S-Two.

2.1K 144 20
                                    

Minik ayakların sesi ormanda yankılanıyordu adeta. Koşması zordu çünkü kucağında daha bir yaşına yeni basmış kardeş vardı. Sırtında kocaman bir çanta vardı ama hayır bu hiçbir şeydi.
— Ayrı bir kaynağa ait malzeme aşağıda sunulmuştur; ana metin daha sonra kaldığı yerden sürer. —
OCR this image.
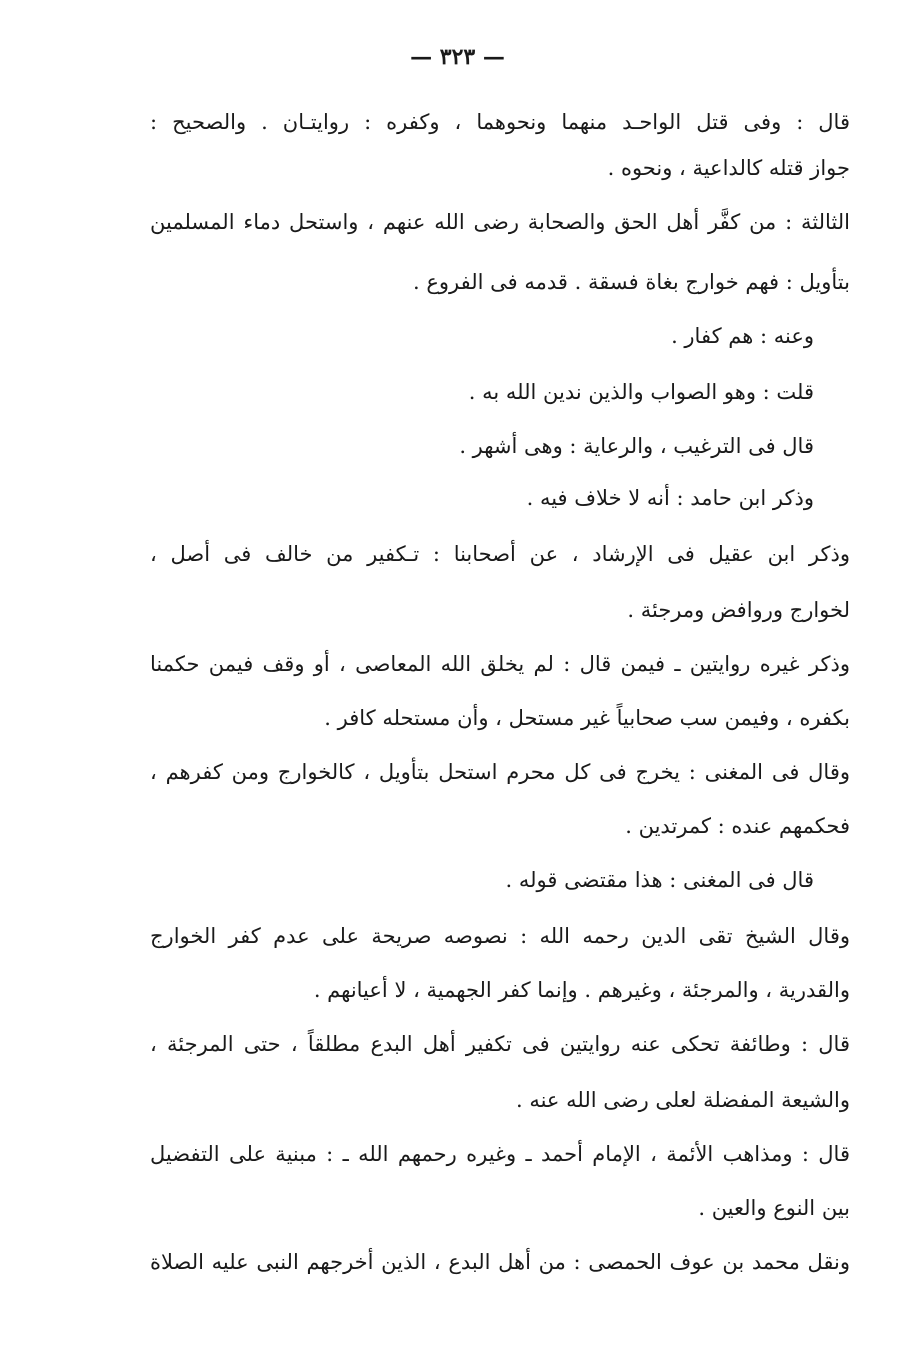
— ٣٢٣ —
قال : وفى قتل الواحـد منهما ونحوهما ، وكفره : روايتـان . والصحيح :
جواز قتله كالداعية ، ونحوه .
الثالثة : من كفَّر أهل الحق والصحابة رضى الله عنهم ، واستحل دماء المسلمين
بتأويل : فهم خوارج بغاة فسقة . قدمه فى الفروع .
وعنه : هم كفار .
قلت : وهو الصواب والذين ندين الله به .
قال فى الترغيب ، والرعاية : وهى أشهر .
وذكر ابن حامد : أنه لا خلاف فيه .
وذكر ابن عقيل فى الإرشاد ، عن أصحابنا : تـكفير من خالف فى أصل ،
لخوارج وروافض ومرجئة .
وذكر غيره روايتين ـ فيمن قال : لم يخلق الله المعاصى ، أو وقف فيمن حكمنا
بكفره ، وفيمن سب صحابياً غير مستحل ، وأن مستحله كافر .
وقال فى المغنى : يخرج فى كل محرم استحل بتأويل ، كالخوارج ومن كفرهم ،
فحكمهم عنده : كمرتدين .
قال فى المغنى : هذا مقتضى قوله .
وقال الشيخ تقى الدين رحمه الله : نصوصه صريحة على عدم كفر الخوارج
والقدرية ، والمرجئة ، وغيرهم . وإنما كفر الجهمية ، لا أعيانهم .
قال : وطائفة تحكى عنه روايتين فى تكفير أهل البدع مطلقاً ، حتى المرجئة ،
والشيعة المفضلة لعلى رضى الله عنه .
قال : ومذاهب الأئمة ، الإمام أحمد ـ وغيره رحمهم الله ـ : مبنية على التفضيل
بين النوع والعين .
ونقل محمد بن عوف الحمصى : من أهل البدع ، الذين أخرجهم النبى عليه الصلاة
Kırılan dallar onun yerini belli eder diye uçarak gidiyordu sanki. Nefes nefese kalmıştı, kurdu artık yürümek istemiyordu. Acıkmıştı... Hem de çok.

"Gitmem gerekiyor değil mi? Annem öyle söyledi. Kaç dedi. Ben uyurken yanıma geldi... Kaçmalıyım. " minik sesi titreyerek çıkıyordu ağzından. Kocaman ağaçların altında gri gökyüzünde, bir nokta gibiydi. Ağlamak istiyordu, daha el kadarcık bedeni buna dayanamıyordu. Küçük kardeşi ve kendisi, yapayalnız kalmıştı.

---------

Terler içerisinde uyandı ve derin nefesler alırken gıcırdayan yatağının üzerinde doğruldu. Alnında, yüzünün yanından akan teri kolu ile silip Geri kaydı ve yatak başlığına yaslandı. Gözleri sakinleşmek adına odada geziniyordu. Hava daha yeni aydınlanıyor, kuşların cıvıldaması yeni yeni duyuluyordu. Daha sabah 6 gibi olması gerekiyordu.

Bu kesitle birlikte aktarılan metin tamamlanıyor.